Monday, January 17, 2011

Quo Vadis

So I apologize for my extended disappearance as I was engaged in mortal combat (aka taking Engineering Physics 2). However, I have been victorious (finished the semeter with a 4.0) and after a brief period of rest to regain my strength, I have returned.

During that period of rest I was blessed to have the opportunity to attend the annual Quo Vadis retreat for the Wichtia Catholic Diocese. For those of you who are not acquainted with the retreat, the words "Quo Vadis" mean "Where are you going?" The retreat then, is exactly that, a time for men to ask themselves where they are going, but more importantly to ask God His will for us as we seek to live out God's plan for our lives in our vocation. However, it has been my own personal experience that the retreat is not often the place where men receive an "answer" to their question, or "the call," although for some I am sure it has served this purpose. Rather, this retreat serves as a chance for men to build bonds of fraternity with other men seeking the same question for their life as well as to provide the men with tools to better help them discern a vocation.

During this retreat something our retreat master said really struck me. During one of the presentations our retreat master said that you could really tell how much a person has grown spiritually by the questions they ask themselves and the responses to those questions. For example, in seminary our retreat master was asked by his spiritual director the following questions: Who is God? Who is God to me? and What's the difference?

While these are excellent questions to ask ourselves, another question arose within me during adoration and stuck with me throughout the entire weekend. What do I seek in the relationships in my life?

If you have some time I would ask you to stop and reflect upon this question in your own life.

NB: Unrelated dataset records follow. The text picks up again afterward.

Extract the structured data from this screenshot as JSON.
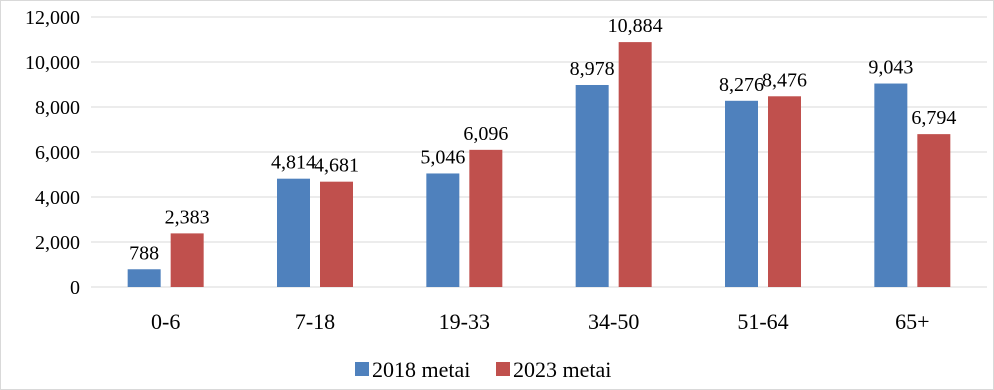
{
  "chart_data": {
    "type": "bar",
    "title": "",
    "xlabel": "",
    "ylabel": "",
    "categories": [
      "0-6",
      "7-18",
      "19-33",
      "34-50",
      "51-64",
      "65+"
    ],
    "series": [
      {
        "name": "2018 metai",
        "values": [
          788,
          4814,
          5046,
          8978,
          8276,
          9043
        ],
        "color": "#4F81BD"
      },
      {
        "name": "2023 metai",
        "values": [
          2383,
          4681,
          6096,
          10884,
          8476,
          6794
        ],
        "color": "#C0504D"
      }
    ],
    "value_labels": [
      [
        "788",
        "4,814",
        "5,046",
        "8,978",
        "8,276",
        "9,043"
      ],
      [
        "2,383",
        "4,681",
        "6,096",
        "10,884",
        "8,476",
        "6,794"
      ]
    ],
    "ylim": [
      0,
      12000
    ],
    "yticks": [
      0,
      2000,
      4000,
      6000,
      8000,
      10000,
      12000
    ],
    "ytick_labels": [
      "0",
      "2,000",
      "4,000",
      "6,000",
      "8,000",
      "10,000",
      "12,000"
    ],
    "grid": true,
    "legend_position": "bottom"
  }
}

As I began to ponder this in my heart at adoration, I began to answer this question by first examing the relationships in my life, beginning with that of my friends. At first glance many of my own friendships are based upon what I gain from them, chiefly comfort. Whether it's the comfort of being in their company watching a movie, playing card games, having someone  to listen to me and cheer me up, or just the joy I experience from being in their company, many friendships are based on how that person makes me feel/treats me. I next looked to my relationships with my teachers and classmates. As much as I hate to put it into this context, many of these relationships are formed solely as stepping stones to help me reach my ambitions and goals; learning new material or studying to get better scores on tests to get a better job. Finally I looked at my relationships with my family as well as my brothers at Chi Rho (I could also lump some of my close friends into this category as well). These relationships are the ones that have the greateast impact on my life because these are the people I am with the most during my life. These people are there to hold me accountable for my actions and help me to grow to become a better man; to become the man God has called me to be. We are there mutually for one another, them to assist me in my faith journey, and me to assist them. Should this not be the goal of all my relationships on Earth? My relationships should be focused on mutually drawing both parties closer to God and closer to reaching eternal life in Heaven.

Just the other day I received some news that shook me up pretty well. For those of you who don't know, I come from a fairly small community where most everyone knows each other. During my years in high school the community was rocked by a series of tragic deaths and events, as well as scandals, affairs, and other forms of corruption. While watching the news the other night I learned that a former classmate of mine (only a year younger than me) was sentenced to 18 years in prison for a double homicide. This was a kid I had had in one of my classes my junior year of high school. The son of a former marine, this kid was very rough around the edges, and not liked by a large number of people. In class I treated him with respect, but never got too involved in his life.....and that is something that has come back to haunt me in the pangs of regret. Here was a kid who was reaching out, a son of God whom I had discarded from having any sort of relationship with because it was not a friendship that would bring me much "comfort" so to speak. I realized too late that my relationships were being founded on the wrong principles...of self rather than others.

 The greatest example of a person living out holy relationships in their life, atleast in my humbe opinion, was Mother Teresa of Calcutta. From an early age she became aware of the need to save souls. This required entering into relationships with people that would bring her no "comfort" except to know that she was helping to save another soul for our Lord. I pray that all of us, myself included, would learn from Mother Teresa just how important the foundations of our relationships are as we seek to do God's will here on Earth, not our own.